I have an equation: $f(x) = \frac{x^n}{x^n + (1-x)^n} $ where $n$ has a range between [2-infinity].
For example, considering $n=2$, the first derivative (slope of the above equation) is $\frac{2x(1-x)}{(2x^2-2x+1)^2}$.
My aim: determine the value of $x$ given a known RHS value which is a tangential function.
Example: $\frac{2x(1-x)}{(2x^2-2x+1)^2}$ = 2.
Questions:
How can I solve for $x$ in this case the equation being a 4th order polynomial? I know the answer is 0.5 for this case but dont know any further if the RHS is other than 2.
Based on my explanation $n$ has an order between 2 to infinity. If $n=3$, the equation to be solved would be of 6th order and so on..
I heard from a friend few solvers like "Maple/ Mathematica" can solve these but are not open source. Can anyone help me in this regard?
Thanks!!
Elaborating on your example :
$$\frac{2x(1-x)}{(2x^2-2x+1)^2} = 2 \Leftrightarrow 2x(1-x)=2(2x^2-2x+1)^2 $$
$$\Leftrightarrow$$
$$2x(1-x) = 2[2x(x-1) +1]^2 \Leftrightarrow2x(1-x) = 2[4x^2(x-1)^2+4x(x-1) + 1]$$
$$\Leftrightarrow$$
$$2x(1-x)=8x^2(x-1)^2 + 8x(x-1) + 2 \Leftrightarrow8x^2(x-1)^2 -6x(x-1)+2=0$$
Let $y=x(x-1)$. Then, the equation becomes :
$$8y^2-6y+2 =0$$
You can now solve this equation easily to find $y$ and then substitute the values of $y$ you found back into $y=x(x-1)$ to find the values of $x$.
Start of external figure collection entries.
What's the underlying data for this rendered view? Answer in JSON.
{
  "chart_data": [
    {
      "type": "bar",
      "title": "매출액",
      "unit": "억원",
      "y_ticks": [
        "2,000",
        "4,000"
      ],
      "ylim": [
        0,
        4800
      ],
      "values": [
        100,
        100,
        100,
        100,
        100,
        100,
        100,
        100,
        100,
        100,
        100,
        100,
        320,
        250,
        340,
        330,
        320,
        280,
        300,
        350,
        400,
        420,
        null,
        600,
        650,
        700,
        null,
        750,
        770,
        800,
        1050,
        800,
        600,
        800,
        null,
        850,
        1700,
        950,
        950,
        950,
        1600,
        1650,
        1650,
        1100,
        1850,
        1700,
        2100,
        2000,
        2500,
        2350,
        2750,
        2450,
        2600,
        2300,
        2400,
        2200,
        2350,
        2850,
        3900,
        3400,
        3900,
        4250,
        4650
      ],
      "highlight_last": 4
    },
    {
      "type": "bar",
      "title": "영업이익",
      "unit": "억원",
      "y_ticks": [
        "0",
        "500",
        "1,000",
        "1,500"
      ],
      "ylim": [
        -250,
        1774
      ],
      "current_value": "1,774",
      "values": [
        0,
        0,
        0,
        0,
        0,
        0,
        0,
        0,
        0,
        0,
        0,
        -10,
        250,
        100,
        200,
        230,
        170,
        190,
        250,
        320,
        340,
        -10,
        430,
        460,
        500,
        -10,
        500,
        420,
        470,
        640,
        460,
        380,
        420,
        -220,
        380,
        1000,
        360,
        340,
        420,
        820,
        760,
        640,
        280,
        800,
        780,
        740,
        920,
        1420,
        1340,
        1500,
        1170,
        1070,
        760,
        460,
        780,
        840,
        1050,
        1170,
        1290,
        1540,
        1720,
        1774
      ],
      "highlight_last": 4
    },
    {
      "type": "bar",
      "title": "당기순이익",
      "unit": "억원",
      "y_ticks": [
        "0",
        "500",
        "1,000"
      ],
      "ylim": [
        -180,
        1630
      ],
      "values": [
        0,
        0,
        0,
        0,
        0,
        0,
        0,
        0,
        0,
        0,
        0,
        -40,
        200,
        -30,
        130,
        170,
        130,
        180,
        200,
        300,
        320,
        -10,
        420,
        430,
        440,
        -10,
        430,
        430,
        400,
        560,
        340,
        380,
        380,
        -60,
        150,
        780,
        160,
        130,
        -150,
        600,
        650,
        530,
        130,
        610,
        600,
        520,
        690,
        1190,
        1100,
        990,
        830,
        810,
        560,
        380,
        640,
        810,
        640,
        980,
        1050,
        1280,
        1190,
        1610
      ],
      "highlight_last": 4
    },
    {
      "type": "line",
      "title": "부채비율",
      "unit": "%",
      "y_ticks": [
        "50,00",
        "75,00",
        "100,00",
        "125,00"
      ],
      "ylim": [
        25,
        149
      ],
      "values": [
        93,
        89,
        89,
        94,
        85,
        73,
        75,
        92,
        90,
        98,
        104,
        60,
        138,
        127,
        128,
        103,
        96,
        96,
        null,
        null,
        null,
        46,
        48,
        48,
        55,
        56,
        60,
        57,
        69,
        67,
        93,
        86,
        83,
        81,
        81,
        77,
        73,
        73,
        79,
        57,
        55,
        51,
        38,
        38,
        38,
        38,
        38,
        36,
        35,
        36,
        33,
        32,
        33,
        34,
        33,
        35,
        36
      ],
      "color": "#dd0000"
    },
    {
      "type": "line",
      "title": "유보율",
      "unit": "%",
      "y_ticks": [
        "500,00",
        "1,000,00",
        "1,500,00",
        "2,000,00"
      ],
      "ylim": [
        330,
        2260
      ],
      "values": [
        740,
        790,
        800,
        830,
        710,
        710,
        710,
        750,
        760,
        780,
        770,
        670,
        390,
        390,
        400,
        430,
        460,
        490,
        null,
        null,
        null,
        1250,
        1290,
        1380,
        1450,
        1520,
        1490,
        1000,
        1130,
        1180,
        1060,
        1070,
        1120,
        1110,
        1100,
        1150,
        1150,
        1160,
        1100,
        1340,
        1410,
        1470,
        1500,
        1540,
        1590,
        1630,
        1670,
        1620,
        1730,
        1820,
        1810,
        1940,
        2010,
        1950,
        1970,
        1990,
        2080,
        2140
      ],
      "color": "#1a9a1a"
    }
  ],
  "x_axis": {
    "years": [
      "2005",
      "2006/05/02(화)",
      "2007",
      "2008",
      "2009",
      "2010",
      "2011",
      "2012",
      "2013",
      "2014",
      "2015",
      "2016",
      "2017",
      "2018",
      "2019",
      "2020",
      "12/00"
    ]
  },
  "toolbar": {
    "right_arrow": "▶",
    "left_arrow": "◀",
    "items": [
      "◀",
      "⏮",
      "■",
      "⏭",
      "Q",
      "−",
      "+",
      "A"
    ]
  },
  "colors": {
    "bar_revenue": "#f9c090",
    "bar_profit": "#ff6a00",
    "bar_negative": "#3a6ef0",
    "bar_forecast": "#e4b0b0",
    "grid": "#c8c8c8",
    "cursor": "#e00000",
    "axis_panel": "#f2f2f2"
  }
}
Generally : You should always look for such tricks (this was an easy one to see that both the LHS and RHS had a common term after factorizing. If such a manipulation is not possible, then the only way to solve such polynomials is referring to Horner's Rule. For higher order polynomials that have really weird roots it's almost impossible to solve them exactly by hand and an online calculator is the only thing that could help for exact roots.